Home Number Two: Style from Scratch
When Jessica and Mike tore out the walls and ceiling, they discovered feature beams underneath. "It was the best surprise," she says. The cabinet frames and stove vent hood, inspired by traditional Greek kitchens and built by Mike, are plaster; he also constructed the island, shelves, and cabinet doors from white oak. Jessica found the faucet and vintage library ladder, which leads to a reading nook, on Craigslist; the pendant lights are from Lowe's.
Home Number Three: Tanya Jonsson And Kris Isacsson; Pound Ridge, New York
Pound Ridge made a lasting impression on Tanya Jonsson when she visited many years ago, to produce her first fashion photography shoot. "I loved the area, although I had no idea where it was," she says of the Westchester County town, right on the Connecticut border. "It just felt like you were really far away from everything." About 10 years ago, when she and her husband, a filmmaker, decided to trade their Brooklyn apartment for a family home where they could raise their daughter, Liv, now 10, they headed back up north to explore.
"It had a good energy," Tanya says of their 1974 ranch-style house. "We could see the potential." The open floor plan was appealing, as were the two-acre property and lake access. Structurally, the place remains mostly untouched, but the couple painted the interior and exterior, and removed a spiral staircase and loft in the living room to create a live/work space that's even airier.
Tanya is now the director of interior design for the New York City firm Roman and Williams, and often transforms a house from start to finish for clients. "It can be a wonderful and interesting experience," she says. "However, when I look around this place, I see my life." She has collected art and furniture for more than 20 years, and works with what she has. "My life isn't slow, but the way I approach my home is," she says. "It isn't designed. It's a reflection of my tastes and loves, for better or worse. I can have failures and successes—I just edit myself until it feels good."
Tanya bought her 1970s Arne Norell Ilona sofa, seen here, on eBay. The two leather chairs, with a similar safari-inspired design, were also eBay scores; ditto the vintage Kuba cloth draped over the back of one, the marble table, and the 1960s Laurel Lamp Company lamp on the shelf. Above them are graphite, charcoal, and ink drawings and watercolors, found mostly at auction houses and on eBay. She picked up the wooden end table (lower right) at Jonathan Adler's original New York City store. "It weighs a ton, and I love it today as much as I did 20 years ago!"

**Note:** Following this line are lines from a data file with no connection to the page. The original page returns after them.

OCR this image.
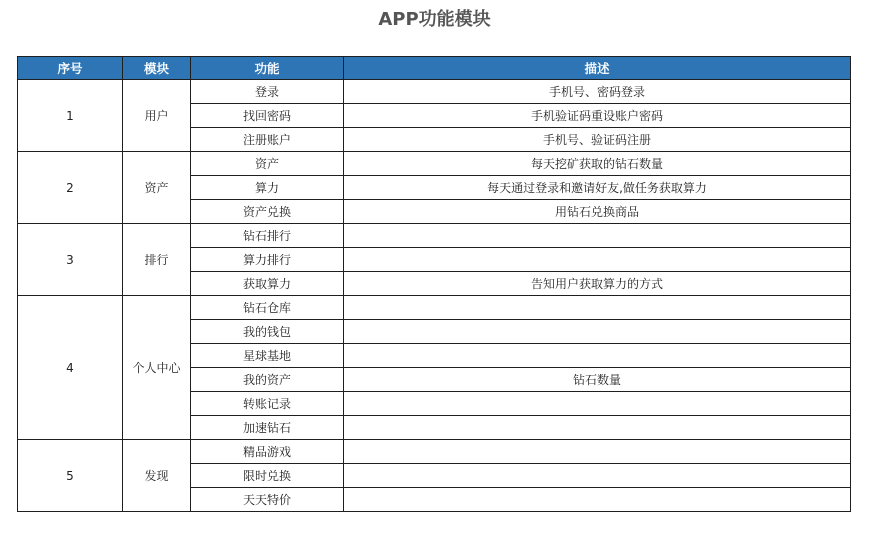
APP功能模块
序号	模块	功能	描述
1	用户	登录	手机号、密码登录
		找回密码	手机验证码重设账户密码
		注册账户	手机号、验证码注册
2	资产	资产	每天挖矿获取的钻石数量
		算力	每天通过登录和邀请好友,做任务获取算力
		资产兑换	用钻石兑换商品
3	排行	钻石排行	
		算力排行	
		获取算力	告知用户获取算力的方式
4	个人中心	钻石仓库	
		我的钱包	
		星球基地	
		我的资产	钻石数量
		转账记录	
		加速钻石	
5	发现	精品游戏	
		限时兑换	
		天天特价	
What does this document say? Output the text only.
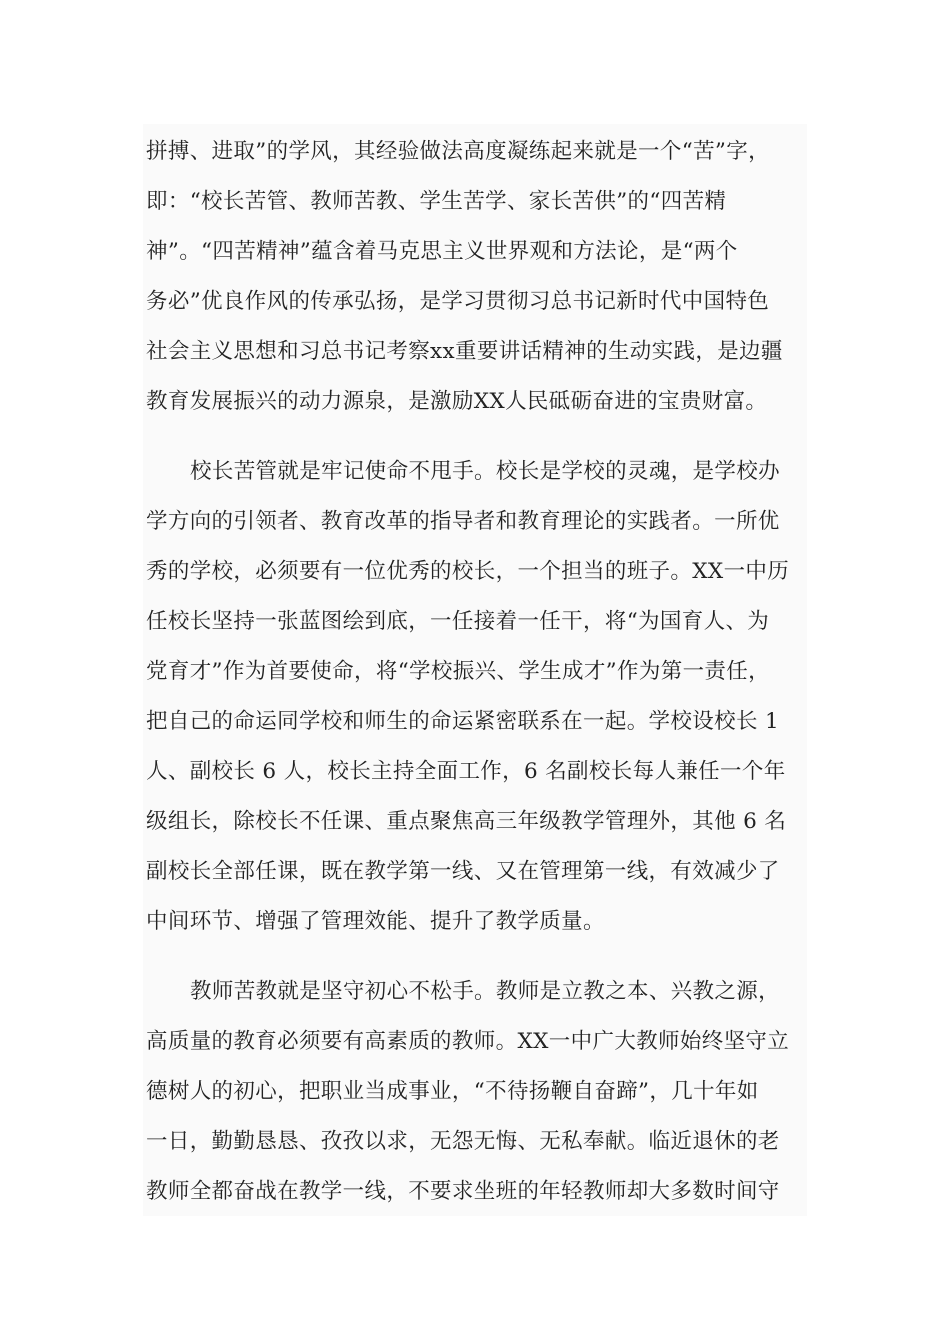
拼搏、进取”的学风，其经验做法高度凝练起来就是一个“苦”字，
即：“校长苦管、教师苦教、学生苦学、家长苦供”的“四苦精
神”。“四苦精神”蕴含着马克思主义世界观和方法论，是“两个
务必”优良作风的传承弘扬，是学习贯彻习总书记新时代中国特色
社会主义思想和习总书记考察xx重要讲话精神的生动实践，是边疆
教育发展振兴的动力源泉，是激励XX人民砥砺奋进的宝贵财富。
校长苦管就是牢记使命不甩手。校长是学校的灵魂，是学校办
学方向的引领者、教育改革的指导者和教育理论的实践者。一所优
秀的学校，必须要有一位优秀的校长，一个担当的班子。XX一中历
任校长坚持一张蓝图绘到底，一任接着一任干，将“为国育人、为
党育才”作为首要使命，将“学校振兴、学生成才”作为第一责任，
把自己的命运同学校和师生的命运紧密联系在一起。学校设校长 1
人、副校长 6 人，校长主持全面工作，6 名副校长每人兼任一个年
级组长，除校长不任课、重点聚焦高三年级教学管理外，其他 6 名
副校长全部任课，既在教学第一线、又在管理第一线，有效减少了
中间环节、增强了管理效能、提升了教学质量。
教师苦教就是坚守初心不松手。教师是立教之本、兴教之源，
高质量的教育必须要有高素质的教师。XX一中广大教师始终坚守立
德树人的初心，把职业当成事业，“不待扬鞭自奋蹄”，几十年如
一日，勤勤恳恳、孜孜以求，无怨无悔、无私奉献。临近退休的老
教师全都奋战在教学一线，不要求坐班的年轻教师却大多数时间守
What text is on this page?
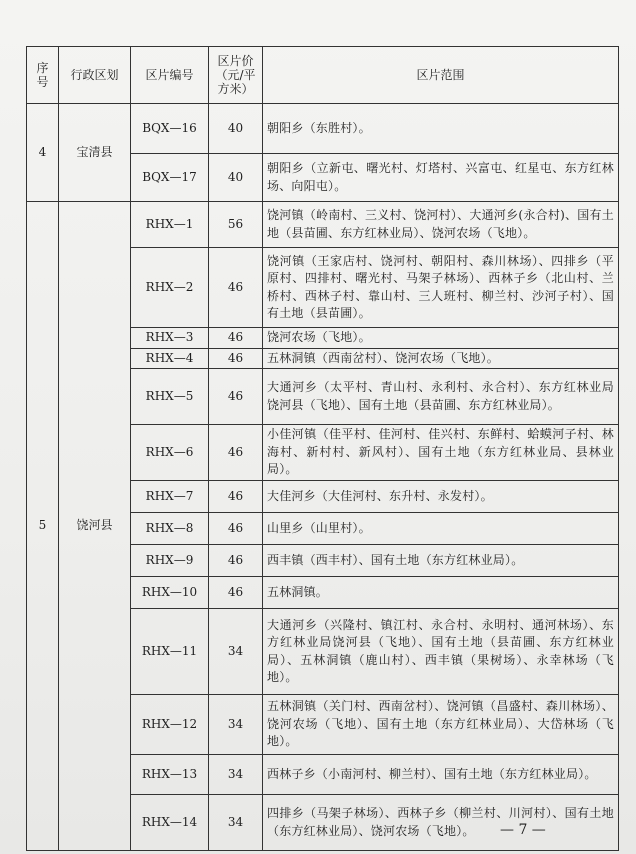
序号	行政区划	区片编号	区片价（元/平方米）	区片范围
4	宝清县	BQX—16	40	朝阳乡（东胜村）。
		BQX—17	40	朝阳乡（立新屯、曙光村、灯塔村、兴富屯、红星屯、东方红林场、向阳屯）。
5	饶河县	RHX—1	56	饶河镇（岭南村、三义村、饶河村）、大通河乡(永合村)、国有土地（县苗圃、东方红林业局）、饶河农场（飞地）。
		RHX—2	46	饶河镇（王家店村、饶河村、朝阳村、森川林场）、四排乡（平原村、四排村、曙光村、马架子林场）、西林子乡（北山村、兰桥村、西林子村、靠山村、三人班村、柳兰村、沙河子村）、国有土地（县苗圃）。
		RHX—3	46	饶河农场（飞地）。
		RHX—4	46	五林洞镇（西南岔村）、饶河农场（飞地）。
		RHX—5	46	大通河乡（太平村、青山村、永利村、永合村）、东方红林业局饶河县（飞地）、国有土地（县苗圃、东方红林业局）。
		RHX—6	46	小佳河镇（佳平村、佳河村、佳兴村、东鲜村、蛤蟆河子村、林海村、新村村、新风村）、国有土地（东方红林业局、县林业局）。
		RHX—7	46	大佳河乡（大佳河村、东升村、永发村）。
		RHX—8	46	山里乡（山里村）。
		RHX—9	46	西丰镇（西丰村）、国有土地（东方红林业局）。
		RHX—10	46	五林洞镇。
		RHX—11	34	大通河乡（兴隆村、镇江村、永合村、永明村、通河林场）、东方红林业局饶河县（飞地）、国有土地（县苗圃、东方红林业局）、五林洞镇（鹿山村）、西丰镇（果树场）、永幸林场（飞地）。
		RHX—12	34	五林洞镇（关门村、西南岔村）、饶河镇（昌盛村、森川林场）、饶河农场（飞地）、国有土地（东方红林业局）、大岱林场（飞地）。
		RHX—13	34	西林子乡（小南河村、柳兰村）、国有土地（东方红林业局）。
		RHX—14	34	四排乡（马架子林场）、西林子乡（柳兰村、川河村）、国有土地（东方红林业局）、饶河农场（飞地）。 — 7 —
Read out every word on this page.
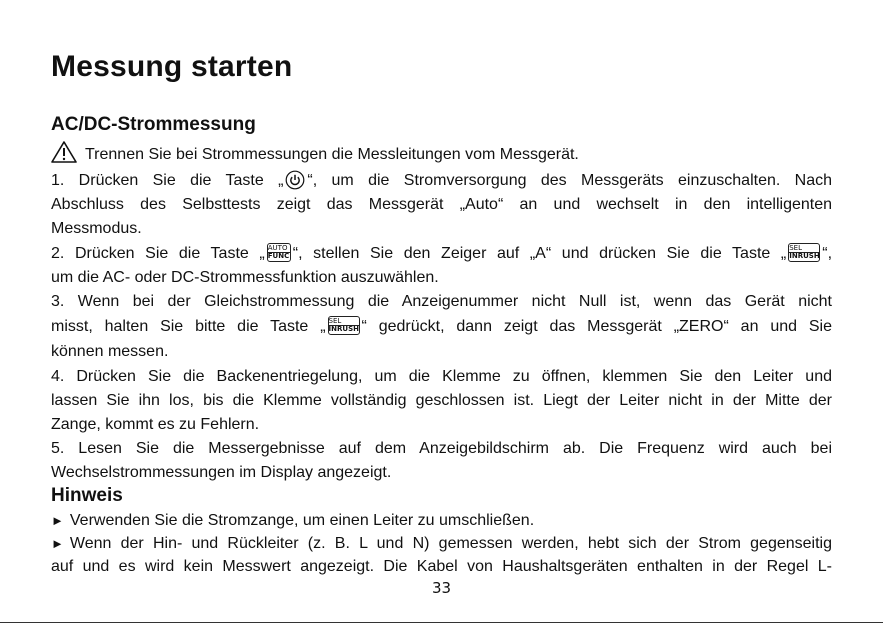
Messung starten
AC/DC-Strommessung
Trennen Sie bei Strommessungen die Messleitungen vom Messgerät.
1. Drücken Sie die Taste „ “, um die Stromversorgung des Messgeräts einzuschalten. Nach
Abschluss des Selbsttests zeigt das Messgerät „Auto“ an und wechselt in den intelligenten
Messmodus.
2. Drücken Sie die Taste „ AUTO
FUNC “, stellen Sie den Zeiger auf „A“ und drücken Sie die Taste „ SEL
INRUSH “,
um die AC- oder DC-Strommessfunktion auszuwählen.
3. Wenn bei der Gleichstrommessung die Anzeigenummer nicht Null ist, wenn das Gerät nicht
misst, halten Sie bitte die Taste „ SEL
INRUSH “ gedrückt, dann zeigt das Messgerät „ZERO“ an und Sie
können messen.
4. Drücken Sie die Backenentriegelung, um die Klemme zu öffnen, klemmen Sie den Leiter und
lassen Sie ihn los, bis die Klemme vollständig geschlossen ist. Liegt der Leiter nicht in der Mitte der
Zange, kommt es zu Fehlern.
5. Lesen Sie die Messergebnisse auf dem Anzeigebildschirm ab. Die Frequenz wird auch bei
Wechselstrommessungen im Display angezeigt.
Hinweis
► Verwenden Sie die Stromzange, um einen Leiter zu umschließen.
► Wenn der Hin- und Rückleiter (z. B. L und N) gemessen werden, hebt sich der Strom gegenseitig
auf und es wird kein Messwert angezeigt. Die Kabel von Haushaltsgeräten enthalten in der Regel L-
33
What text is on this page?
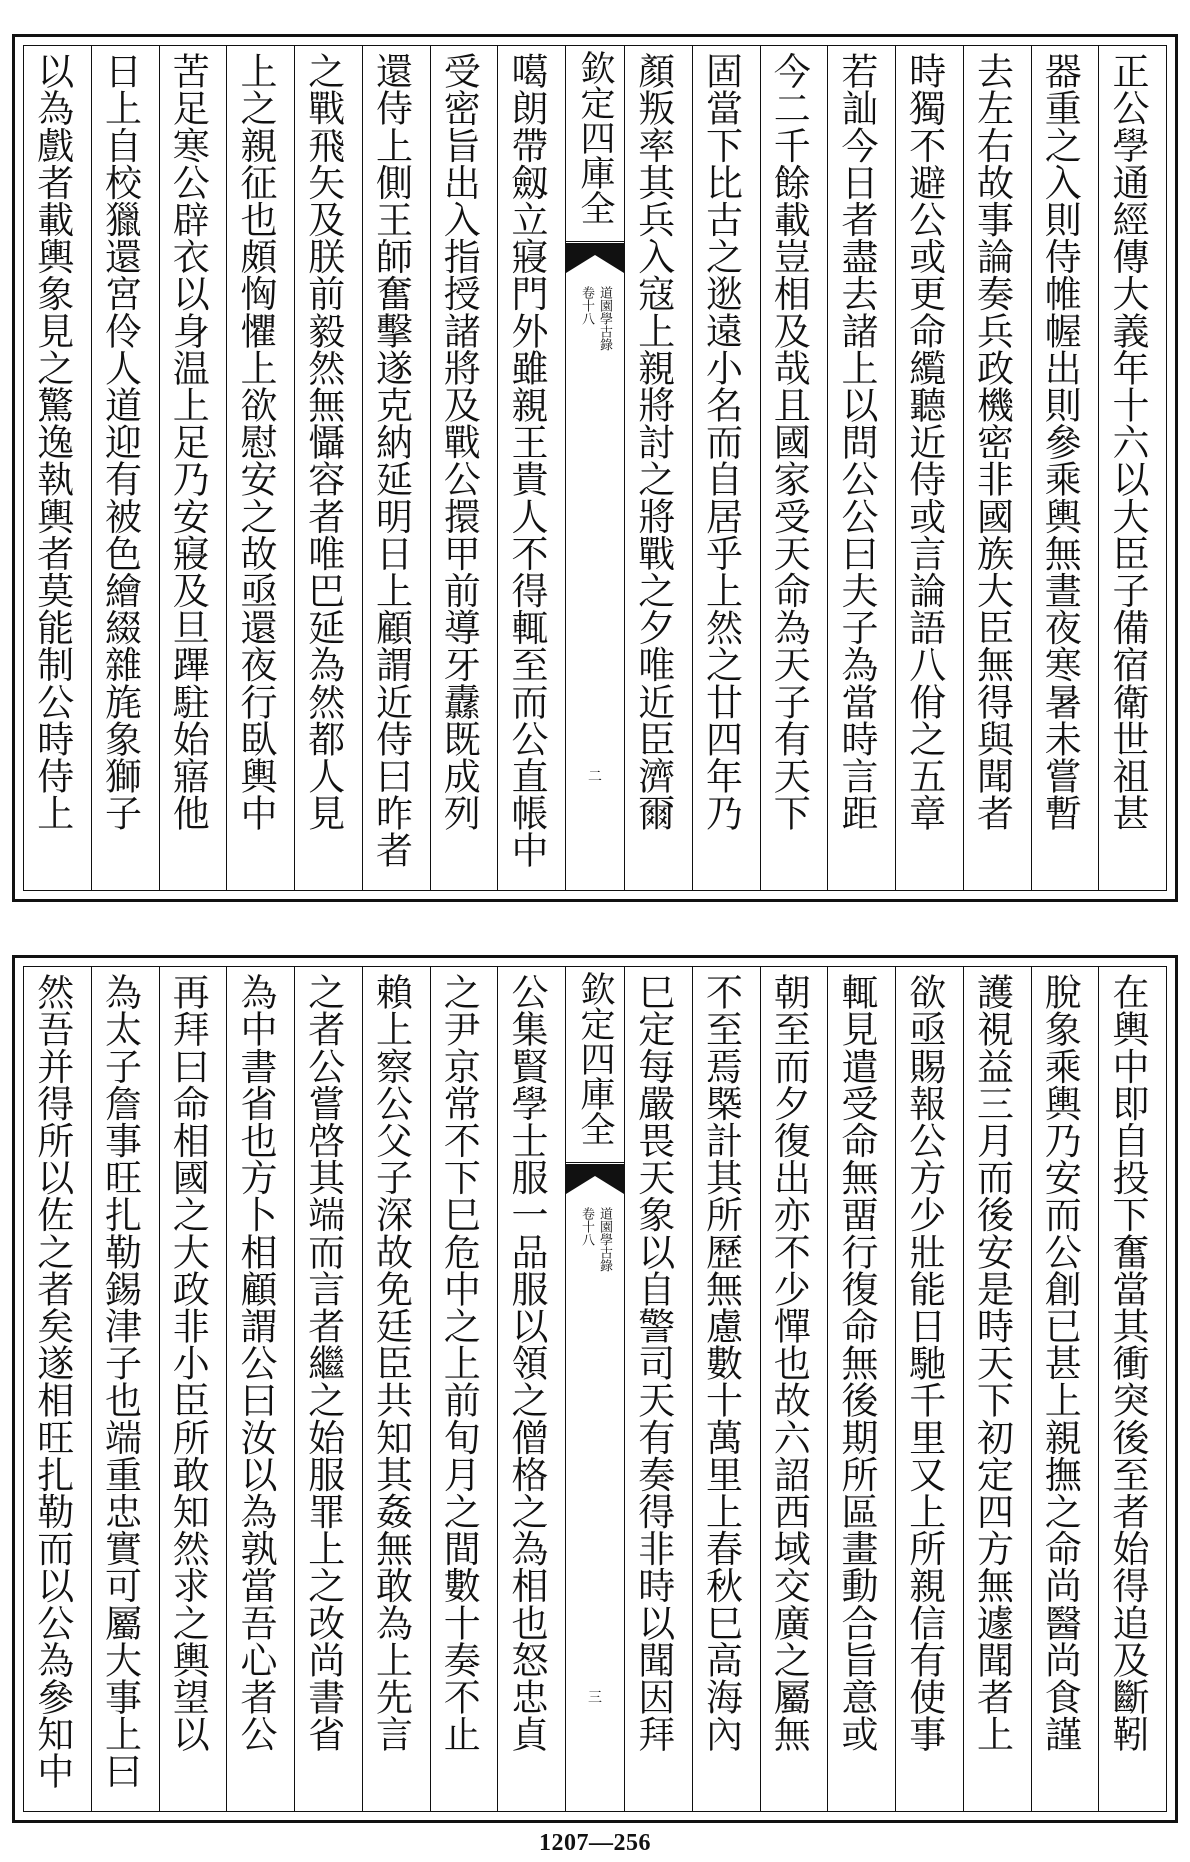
正公學通經傳大義年十六以大臣子備宿衛世祖甚
器重之入則侍帷幄出則參乘輿無晝夜寒暑未嘗暫
去左右故事論奏兵政機密非國族大臣無得與聞者
時獨不避公或更命䌫聽近侍或言論語八佾之五章
若訕今日者盡去諸上以問公公曰夫子為當時言距
今二千餘載豈相及哉且國家受天命為天子有天下
固當下比古之逖遠小名而自居乎上然之廿四年乃
顏叛率其兵入寇上親將討之將戰之夕唯近臣濟爾
欽定四庫全
道園學古錄
卷十八
二
噶朗帶劔立寢門外雖親王貴人不得輒至而公直帳中
受密旨出入指授諸將及戰公擐甲前導牙纛既成列
還侍上側王師奮擊遂克納延明日上顧謂近侍曰昨者
之戰飛矢及朕前毅然無懾容者唯巴延為然都人見
上之親征也頗恟懼上欲慰安之故亟還夜行臥輿中
苦足寒公辟衣以身温上足乃安寢及旦蹕駐始寤他
日上自校獵還宮伶人道迎有被色繪綴雜旄象獅子
以為戲者載輿象見之驚逸執輿者莫能制公時侍上
在輿中即自投下奮當其衝突後至者始得追及斷靷
脫象乘輿乃安而公創已甚上親撫之命尚醫尚食謹
護視益三月而後安是時天下初定四方無遽聞者上
欲亟賜報公方少壯能日馳千里又上所親信有使事
輒見遣受命無畱行復命無後期所區畫動合旨意或
朝至而夕復出亦不少憚也故六詔西域交廣之屬無
不至焉槩計其所歷無慮數十萬里上春秋巳高海內
巳定每嚴畏天象以自警司天有奏得非時以聞因拜
欽定四庫全
道園學古錄
卷十八
三
公集賢學士服一品服以領之僧格之為相也怒忠貞
之尹京常不下巳危中之上前旬月之間數十奏不止
賴上察公父子深故免廷臣共知其姦無敢為上先言
之者公嘗啓其端而言者繼之始服罪上之改尚書省
為中書省也方卜相顧謂公曰汝以為孰當吾心者公
再拜曰命相國之大政非小臣所敢知然求之輿望以
為太子詹事旺扎勒錫津子也端重忠實可屬大事上曰
然吾并得所以佐之者矣遂相旺扎勒而以公為參知中
1207—256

Home Number Three: Vintage Vignettes
Wall-mounted Danish midcentury shelves hold Tanya's ceramics. Most of the pieces are by the Swedish manufacturer Rörstrand; she especially loves Carl-Harry Stålhane and Gunnar Nylund designs in a glaze called Hare's Fur (seen in the tonal brown pieces on the center shelf): "It has the most amazing texture and subtle sheen," she says. For contrast, she mixes in Japanese, English, and French stoneware. She scooped up the sculpture at top right for $10 at a Connecticut auction.